Linda Vista Community Hospital (Los Angeles): Operating from 1904 to 1991 in the Boyle Heights neighborhood, Linda Vista began as a Santa Fe Railroad hospital. As the neighborhood declined, the hospital became associated with rising mortality rates and was eventually shuttered. The abandoned facility became one of LA's most investigated haunted locations, with paranormal teams documenting disembodied screams, shadow figures in the operating rooms, and a ghostly nurse seen on the third floor. It was later converted to senior housing.
Types of Phenomena in the Book
Distribution across 26 physician accounts
Research Finding
Medical students who participate in narrative medicine courses show higher empathy scores than those who do not.
How This Book Can Help You
California's vast and diverse medical landscape—from UCSF and Stanford to Cedars-Sinai and the Salk Institute—represents the pinnacle of evidence-based medicine, making it a fascinating counterpoint to the unexplainable experiences documented in Physicians' Untold Stories. Dr. Kolbaba's accounts of physicians confronting phenomena beyond science would resonate in a state where cutting-edge research coexists with deep spiritual traditions across dozens of cultures. The state's pioneering role in integrative medicine and its openness to exploring the boundaries between science and spirit create a physician community uniquely receptive to the kind of honest, humble accounts that define Dr. Kolbaba's work.
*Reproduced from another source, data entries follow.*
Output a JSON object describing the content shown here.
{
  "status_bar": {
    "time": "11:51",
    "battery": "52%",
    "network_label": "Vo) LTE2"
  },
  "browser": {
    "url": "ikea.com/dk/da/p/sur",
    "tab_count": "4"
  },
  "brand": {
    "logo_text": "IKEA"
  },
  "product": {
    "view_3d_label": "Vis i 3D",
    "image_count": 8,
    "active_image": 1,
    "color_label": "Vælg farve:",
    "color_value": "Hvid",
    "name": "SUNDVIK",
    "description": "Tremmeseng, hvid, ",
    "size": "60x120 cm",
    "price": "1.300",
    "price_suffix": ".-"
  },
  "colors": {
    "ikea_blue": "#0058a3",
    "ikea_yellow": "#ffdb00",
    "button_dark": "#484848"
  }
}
West Coast yoga teachers near Jefferson, Walnut Creek, California who guide students through practices that dissolve the boundary between self and world will recognize the physicians' NDE accounts as descriptions of a state their students sometimes access on the mat. This book validates the yoga tradition's claim that the body is a doorway to consciousness, not a cage that limits it.

Research Finding
Intermittent fasting (16:8 pattern) has been shown to improve insulin sensitivity and reduce inflammatory markers.
Free Interactive Wellness Tools
Explore our physician-designed assessment tools — free, private, and educational.
Other Neighborhoods in Walnut Creek
Nearby Cities
Explore Other Countries
Related Reading
Frequently Asked Questions

Discover the Stories Medicine Never Says Out Loud
Physicians' Untold Stories by Scott J. Kolbaba, MD — 4.5 stars from 1018 readers.
Order on Amazon →This page contains approximately 1,562 words of unique content.